Русский человек во всем удал и во всем любит хвастнуть своею удалью. У нас и
теперь всякий проживает вдвое больше того, что получает: исключения редки
{172}. В этом отношении русские - совершенный контраст с немцами. Садко
выкупает товары в Новегороде не по расчету, не по нужде, а потому что он
расходился и ему море по колено. Он хочет насладиться чувством своего
_золотого_ могущества: черта чисто русская! Русский человек любит
похвастаться чем бог послал: и кулаком, и плечами, и речами, и безрассудною
удалью, которая может стоить ему жизни. Что же до денег - известное дело,
что у него последняя копейка ребром. Копит он иногда деньгу целый год, живет
скрягой, во всем себе отказывает - и для чего все это? - чтоб под веселый
час все разом спустить. Когда расходится, - он добр и тороват: вали к нему
на двор званый и незваный, пей и ешь сколько душе угодно; нейдет в душу, -
лей и бросай на пол. Тут он уже и не торгуется - дает без счету, сколько
руки захватили; а завтра - хорошо, если осталось, чем опохмелиться {173}, и
на пищу святого Антония, не жалея, не раскаиваясь, без вздохов и охов - до
нового праздника... Конечно, в этом есть нечто дикое, если хотите, но в
форме, а не в сущности: в сущности это - черта благородная, признак души
сильной, широко разметывающейся.
Но Садко обязан своим богатством не себе, а Волге да Ильменю, да
Новугороду Великому. Волга прислала с ним поклон брату своему Ильменю;
Ильмень разговаривает с Садкою в виде удалого доброго молодца; это
олицетворение имеет великий смысл: реки и озера судоходные - божества
торговых народов. Превращение рыбы в деньги - тоже не без смысла: это язык
поэзии, выразивший собою прозаическое понятие о выгодном торговом обороте.

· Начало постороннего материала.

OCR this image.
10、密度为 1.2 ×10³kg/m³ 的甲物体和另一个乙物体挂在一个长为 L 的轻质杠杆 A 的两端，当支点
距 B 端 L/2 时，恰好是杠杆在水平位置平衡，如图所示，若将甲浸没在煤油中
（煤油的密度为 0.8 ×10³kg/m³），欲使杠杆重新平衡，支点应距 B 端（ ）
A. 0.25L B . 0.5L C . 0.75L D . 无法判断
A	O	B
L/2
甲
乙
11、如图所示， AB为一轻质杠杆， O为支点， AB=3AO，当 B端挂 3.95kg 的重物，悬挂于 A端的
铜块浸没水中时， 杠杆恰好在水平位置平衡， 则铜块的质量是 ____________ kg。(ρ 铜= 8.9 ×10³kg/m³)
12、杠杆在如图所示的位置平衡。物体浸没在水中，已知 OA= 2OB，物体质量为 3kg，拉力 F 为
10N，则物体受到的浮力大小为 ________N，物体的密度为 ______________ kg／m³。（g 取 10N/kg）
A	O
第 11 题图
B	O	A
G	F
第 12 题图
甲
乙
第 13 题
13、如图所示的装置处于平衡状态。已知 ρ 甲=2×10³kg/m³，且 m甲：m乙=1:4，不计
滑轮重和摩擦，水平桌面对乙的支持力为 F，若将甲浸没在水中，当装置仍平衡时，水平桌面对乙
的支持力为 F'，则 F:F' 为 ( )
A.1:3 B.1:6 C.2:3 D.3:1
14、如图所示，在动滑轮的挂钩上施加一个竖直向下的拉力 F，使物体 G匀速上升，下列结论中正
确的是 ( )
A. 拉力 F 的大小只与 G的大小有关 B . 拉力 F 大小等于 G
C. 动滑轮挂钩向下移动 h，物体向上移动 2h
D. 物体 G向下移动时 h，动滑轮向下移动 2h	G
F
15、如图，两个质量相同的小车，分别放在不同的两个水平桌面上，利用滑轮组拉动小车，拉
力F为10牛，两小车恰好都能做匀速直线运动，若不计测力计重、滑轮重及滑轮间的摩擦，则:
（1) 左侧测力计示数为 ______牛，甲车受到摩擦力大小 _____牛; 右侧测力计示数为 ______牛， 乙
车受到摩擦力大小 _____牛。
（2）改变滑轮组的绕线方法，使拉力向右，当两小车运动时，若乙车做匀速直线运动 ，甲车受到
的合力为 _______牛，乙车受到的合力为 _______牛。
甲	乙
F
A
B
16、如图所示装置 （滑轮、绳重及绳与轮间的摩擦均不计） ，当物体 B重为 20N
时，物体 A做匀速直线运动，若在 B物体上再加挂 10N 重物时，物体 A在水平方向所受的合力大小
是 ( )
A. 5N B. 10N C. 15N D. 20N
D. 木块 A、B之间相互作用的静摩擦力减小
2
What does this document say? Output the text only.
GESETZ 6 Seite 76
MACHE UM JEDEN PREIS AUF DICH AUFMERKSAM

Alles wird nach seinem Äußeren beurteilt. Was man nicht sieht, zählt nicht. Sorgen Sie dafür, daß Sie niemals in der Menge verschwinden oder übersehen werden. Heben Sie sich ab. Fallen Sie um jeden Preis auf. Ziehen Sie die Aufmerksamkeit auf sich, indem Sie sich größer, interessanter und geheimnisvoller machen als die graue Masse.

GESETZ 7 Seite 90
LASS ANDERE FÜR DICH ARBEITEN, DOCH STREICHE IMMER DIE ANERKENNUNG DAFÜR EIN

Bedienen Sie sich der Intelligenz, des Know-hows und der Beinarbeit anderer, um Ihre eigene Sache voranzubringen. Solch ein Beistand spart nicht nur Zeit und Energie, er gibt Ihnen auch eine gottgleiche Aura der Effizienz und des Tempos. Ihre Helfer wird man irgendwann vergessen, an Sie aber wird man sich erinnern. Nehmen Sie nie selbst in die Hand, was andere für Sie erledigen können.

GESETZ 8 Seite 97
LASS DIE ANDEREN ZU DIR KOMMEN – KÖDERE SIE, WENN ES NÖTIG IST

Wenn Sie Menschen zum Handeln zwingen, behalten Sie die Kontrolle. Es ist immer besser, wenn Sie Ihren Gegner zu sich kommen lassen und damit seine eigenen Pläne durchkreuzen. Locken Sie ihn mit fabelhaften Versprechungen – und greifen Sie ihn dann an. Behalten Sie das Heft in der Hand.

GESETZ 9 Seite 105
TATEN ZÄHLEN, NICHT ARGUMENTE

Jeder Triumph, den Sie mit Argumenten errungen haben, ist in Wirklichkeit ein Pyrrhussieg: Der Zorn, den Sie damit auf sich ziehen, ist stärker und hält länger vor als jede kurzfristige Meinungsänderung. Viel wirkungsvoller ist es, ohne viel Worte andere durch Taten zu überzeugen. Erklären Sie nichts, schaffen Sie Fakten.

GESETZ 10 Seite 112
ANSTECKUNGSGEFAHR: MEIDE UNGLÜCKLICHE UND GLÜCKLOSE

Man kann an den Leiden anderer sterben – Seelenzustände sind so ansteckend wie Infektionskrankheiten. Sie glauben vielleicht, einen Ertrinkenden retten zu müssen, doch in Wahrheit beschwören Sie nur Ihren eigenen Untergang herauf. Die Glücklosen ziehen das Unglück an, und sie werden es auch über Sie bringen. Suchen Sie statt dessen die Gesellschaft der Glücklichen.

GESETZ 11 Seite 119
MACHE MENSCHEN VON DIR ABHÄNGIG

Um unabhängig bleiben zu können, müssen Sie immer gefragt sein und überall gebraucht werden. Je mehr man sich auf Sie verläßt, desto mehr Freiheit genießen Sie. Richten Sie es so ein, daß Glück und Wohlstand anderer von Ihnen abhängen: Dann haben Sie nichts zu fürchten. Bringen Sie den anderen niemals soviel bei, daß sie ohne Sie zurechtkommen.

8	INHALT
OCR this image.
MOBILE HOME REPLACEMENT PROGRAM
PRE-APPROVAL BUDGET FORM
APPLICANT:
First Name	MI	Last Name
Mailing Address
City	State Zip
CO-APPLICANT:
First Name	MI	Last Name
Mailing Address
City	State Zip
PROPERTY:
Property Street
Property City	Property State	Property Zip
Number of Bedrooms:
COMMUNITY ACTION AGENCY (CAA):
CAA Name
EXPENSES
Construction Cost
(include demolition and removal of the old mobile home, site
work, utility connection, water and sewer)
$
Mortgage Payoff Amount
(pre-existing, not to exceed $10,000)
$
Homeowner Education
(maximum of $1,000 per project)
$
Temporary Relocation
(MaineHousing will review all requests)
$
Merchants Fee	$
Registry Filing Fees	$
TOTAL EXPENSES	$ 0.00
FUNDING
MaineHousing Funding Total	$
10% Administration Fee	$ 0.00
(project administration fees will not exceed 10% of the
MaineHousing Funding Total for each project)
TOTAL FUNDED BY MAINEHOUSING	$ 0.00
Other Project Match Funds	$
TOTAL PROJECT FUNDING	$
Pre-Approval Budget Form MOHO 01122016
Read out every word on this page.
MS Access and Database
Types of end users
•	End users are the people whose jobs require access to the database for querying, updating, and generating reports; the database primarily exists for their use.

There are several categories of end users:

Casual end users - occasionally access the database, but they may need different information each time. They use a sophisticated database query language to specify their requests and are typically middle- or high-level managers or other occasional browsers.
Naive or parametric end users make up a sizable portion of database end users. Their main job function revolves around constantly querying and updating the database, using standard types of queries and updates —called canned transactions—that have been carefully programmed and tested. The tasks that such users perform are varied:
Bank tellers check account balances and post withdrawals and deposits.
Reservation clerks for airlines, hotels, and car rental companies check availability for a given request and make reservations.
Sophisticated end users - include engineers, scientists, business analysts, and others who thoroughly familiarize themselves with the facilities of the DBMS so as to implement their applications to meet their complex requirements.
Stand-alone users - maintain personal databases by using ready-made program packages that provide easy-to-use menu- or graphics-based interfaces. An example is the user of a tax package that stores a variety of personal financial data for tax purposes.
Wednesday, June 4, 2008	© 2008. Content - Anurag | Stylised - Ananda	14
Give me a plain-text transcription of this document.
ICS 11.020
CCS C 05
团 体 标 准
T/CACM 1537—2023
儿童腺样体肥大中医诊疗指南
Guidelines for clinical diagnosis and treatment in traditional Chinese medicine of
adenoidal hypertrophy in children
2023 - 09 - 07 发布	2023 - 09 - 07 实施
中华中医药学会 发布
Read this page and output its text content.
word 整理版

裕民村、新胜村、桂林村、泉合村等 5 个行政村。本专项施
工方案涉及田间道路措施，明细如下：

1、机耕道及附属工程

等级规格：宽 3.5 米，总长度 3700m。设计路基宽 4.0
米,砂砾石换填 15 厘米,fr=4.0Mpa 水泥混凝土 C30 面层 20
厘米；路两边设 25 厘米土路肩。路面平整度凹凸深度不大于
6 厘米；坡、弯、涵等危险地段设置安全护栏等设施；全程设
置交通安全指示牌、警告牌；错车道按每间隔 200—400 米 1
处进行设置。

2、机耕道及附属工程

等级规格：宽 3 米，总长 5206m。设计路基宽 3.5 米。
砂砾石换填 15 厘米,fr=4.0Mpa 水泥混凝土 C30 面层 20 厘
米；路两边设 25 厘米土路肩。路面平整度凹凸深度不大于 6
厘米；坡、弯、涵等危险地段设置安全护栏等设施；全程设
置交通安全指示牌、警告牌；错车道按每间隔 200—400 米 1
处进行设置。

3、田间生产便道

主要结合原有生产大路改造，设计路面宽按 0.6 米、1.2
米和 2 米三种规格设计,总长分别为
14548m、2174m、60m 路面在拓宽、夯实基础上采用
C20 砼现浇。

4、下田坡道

Садко выкупил все товары в Новегороде; остались только битые горшки - и те
надо скупить: пусть играют ребятишки да поминают Садку гостя богатого.
Новгород унижен, оскорблен, опозорен в своем торговом могуществе и величии:
частный человек скупил все его товары, и все остался богат, а товаров больше
нет... Но этот Садко стал так богат благодаря Новугороду же, - и потому
пусть ребятишки играют битыми черепками да поминают Садку гостя богатого,
что _не Садко богат - богат Новгород всякими товарами заморскими и теми
черепанами, гнилыми горшки_...
Итак, Садко велик и полон поэзии не сам по себе, но как один из
представителей Великого Новагорода, в котором всего много, все есть - от
драгоценнейших заморских товаров до битых черепков. Последние слова,
выставленные нами курсивом, удивительно замыкают собою поэму, дают ей
какое-то художественное единство и полноту, делают осязательно ясною скрытую
в ней идею. Вся поэма проникнута необыкновенным одушевлением и полна поэзии.
Это один из перлов русской народной поэзии.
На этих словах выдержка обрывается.